Free new online resource released to help public understand Accessible Canada Act

People with disabilities make up around 22 per cent of Canada’s population, says Statistics Canada

Free new online resource released to help public understand Accessible Canada Act
The Law, Disability and Social Change Project at Windsor Law was established in 2014

The Law, Disability and Social Change Project at the University of Windsor Faculty of Law has marked Canada’s National AccessAbility Week, which took place from May 30 to June 5, with the release of The Annotated Accessible Canada Act.

The free new online resource covers the key parts of An Act to ensure a barrier-free Canada, SC 2019, c 10, commonly known as the Accessible Canada Act, from the perspective of interested individuals who may use it, including people with disabilities, advocates, lawyers, disability rights researchers and scholars, to assist them in interpreting and understanding the implications of the legislation and the rights arising under it.

Dr. Laverne Jacobs, director of the Law, Disability and Social Change Project and professor and associate dean at Windsor Law, led the development of the resource, which was co-authored by Tom Perry and Rachel Rohr (JD 2020), student researchers, and Martin Anderson (LLB 1997), lawyer, supported by Nadia Shivratan, a second-year law student.
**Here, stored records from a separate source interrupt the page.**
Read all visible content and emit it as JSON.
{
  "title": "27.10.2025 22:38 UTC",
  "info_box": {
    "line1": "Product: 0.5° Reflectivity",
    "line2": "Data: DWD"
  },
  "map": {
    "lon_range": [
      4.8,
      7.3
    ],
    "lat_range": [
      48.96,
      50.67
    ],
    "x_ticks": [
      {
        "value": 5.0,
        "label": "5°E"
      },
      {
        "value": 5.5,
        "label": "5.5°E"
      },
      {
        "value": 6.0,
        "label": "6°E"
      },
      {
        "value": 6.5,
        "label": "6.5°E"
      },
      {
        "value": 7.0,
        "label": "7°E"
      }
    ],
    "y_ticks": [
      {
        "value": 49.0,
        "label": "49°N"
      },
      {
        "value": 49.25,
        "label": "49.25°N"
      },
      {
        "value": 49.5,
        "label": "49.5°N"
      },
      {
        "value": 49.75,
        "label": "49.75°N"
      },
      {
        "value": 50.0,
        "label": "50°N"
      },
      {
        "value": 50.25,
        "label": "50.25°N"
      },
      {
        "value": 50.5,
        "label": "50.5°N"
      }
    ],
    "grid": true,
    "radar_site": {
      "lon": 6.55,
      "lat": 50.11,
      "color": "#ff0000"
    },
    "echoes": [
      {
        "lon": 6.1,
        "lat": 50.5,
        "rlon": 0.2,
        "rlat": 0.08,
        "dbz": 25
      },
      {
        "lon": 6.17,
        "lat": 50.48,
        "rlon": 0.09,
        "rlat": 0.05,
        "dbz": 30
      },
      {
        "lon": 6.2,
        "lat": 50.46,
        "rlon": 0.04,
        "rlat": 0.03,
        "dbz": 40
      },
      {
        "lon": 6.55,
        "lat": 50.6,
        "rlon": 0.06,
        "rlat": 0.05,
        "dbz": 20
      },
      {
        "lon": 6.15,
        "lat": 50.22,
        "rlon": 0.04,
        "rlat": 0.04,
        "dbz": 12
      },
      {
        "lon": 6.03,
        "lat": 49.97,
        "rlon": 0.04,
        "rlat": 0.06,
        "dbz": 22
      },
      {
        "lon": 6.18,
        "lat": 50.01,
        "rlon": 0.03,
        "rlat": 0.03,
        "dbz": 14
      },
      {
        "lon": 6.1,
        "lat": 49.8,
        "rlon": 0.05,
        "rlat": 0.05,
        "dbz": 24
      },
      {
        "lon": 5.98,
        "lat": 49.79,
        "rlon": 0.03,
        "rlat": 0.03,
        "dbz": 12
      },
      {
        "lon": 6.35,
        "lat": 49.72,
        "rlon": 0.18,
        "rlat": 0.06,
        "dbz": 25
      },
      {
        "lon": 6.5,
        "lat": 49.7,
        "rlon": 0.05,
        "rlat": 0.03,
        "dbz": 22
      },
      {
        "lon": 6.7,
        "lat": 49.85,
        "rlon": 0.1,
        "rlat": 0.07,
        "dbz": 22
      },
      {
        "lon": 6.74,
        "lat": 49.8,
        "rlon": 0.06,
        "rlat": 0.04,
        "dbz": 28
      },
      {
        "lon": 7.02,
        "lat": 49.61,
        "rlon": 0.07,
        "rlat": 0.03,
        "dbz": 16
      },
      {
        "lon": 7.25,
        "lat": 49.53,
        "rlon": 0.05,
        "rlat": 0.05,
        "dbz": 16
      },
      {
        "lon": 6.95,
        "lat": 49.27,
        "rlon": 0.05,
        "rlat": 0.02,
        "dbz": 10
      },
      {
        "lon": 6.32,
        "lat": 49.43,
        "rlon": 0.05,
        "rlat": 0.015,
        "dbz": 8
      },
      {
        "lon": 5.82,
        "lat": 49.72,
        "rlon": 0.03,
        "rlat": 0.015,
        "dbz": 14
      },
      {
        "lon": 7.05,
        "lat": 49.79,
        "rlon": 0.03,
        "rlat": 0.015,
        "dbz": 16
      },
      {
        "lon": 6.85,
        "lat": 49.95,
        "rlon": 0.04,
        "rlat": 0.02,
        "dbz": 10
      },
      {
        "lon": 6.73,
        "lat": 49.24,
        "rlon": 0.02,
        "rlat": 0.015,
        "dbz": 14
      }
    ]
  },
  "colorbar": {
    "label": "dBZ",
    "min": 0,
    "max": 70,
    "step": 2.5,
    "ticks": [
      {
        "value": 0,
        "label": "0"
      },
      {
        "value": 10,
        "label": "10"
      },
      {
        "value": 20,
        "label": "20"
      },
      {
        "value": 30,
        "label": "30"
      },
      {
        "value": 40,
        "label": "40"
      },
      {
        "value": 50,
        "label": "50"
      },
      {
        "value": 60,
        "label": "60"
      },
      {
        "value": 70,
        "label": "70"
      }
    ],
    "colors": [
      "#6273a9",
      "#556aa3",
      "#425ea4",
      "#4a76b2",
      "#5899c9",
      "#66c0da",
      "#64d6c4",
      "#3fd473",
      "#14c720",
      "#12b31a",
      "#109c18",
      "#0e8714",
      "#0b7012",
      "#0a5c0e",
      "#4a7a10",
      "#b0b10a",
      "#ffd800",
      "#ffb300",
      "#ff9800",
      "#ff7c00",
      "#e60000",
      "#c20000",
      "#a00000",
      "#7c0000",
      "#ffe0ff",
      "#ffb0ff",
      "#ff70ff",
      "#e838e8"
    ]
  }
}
“Our annotated statute provides information for many different types of knowledge-users, including members of the disability community, disability rights advocates, people interested in the history of the statute and in comparisons with other accessibility legislation (such as researchers and scholars), and the general public,” said Jacobs, who noted that annotated statutes have usually been very legalistic and designed for practising lawyers.

The Law, Disability and Social Change Project released an excerpt of the resource in December 2020 and has now posted the complete text version on the project’s website, on the University of Windsor’s Scholarship Repository and through the Canadian Legal Information Institute.

The Accessible Canada Act, which came into force on July 11, 2019, is the country’s first federal legislation that focuses on accessibility for persons with disabilities. It seeks to work toward achieving a “Canada without barriers” by Jan. 1, 2040 by eliminating disability barriers in the economic sectors within federal jurisdiction under s. 91 of the Constitution Act, 1867, including federal works and undertakings; parliamentary entities like the Senate and the House of Commons; the Canadian Forces; businesses and organizations like banks, airlines, railways and interprovincial transportation carriers; and Crown corporations like Canada Post. The legislation provides numerous exceptions, leading to a patchwork approach.

Statistics Canada reported in 2017 that people with disabilities comprise 22 per cent of Canada’s population who are 15 years old and above, or over seven million people, out of the population of approximately 38 million.

The Law, Disability and Social Change Project, established in 2014, aims to respect the voices of people with disabilities, to help empower them to fully attain their rights, to promote inclusive communities and to advance the motto “nothing about us without us.”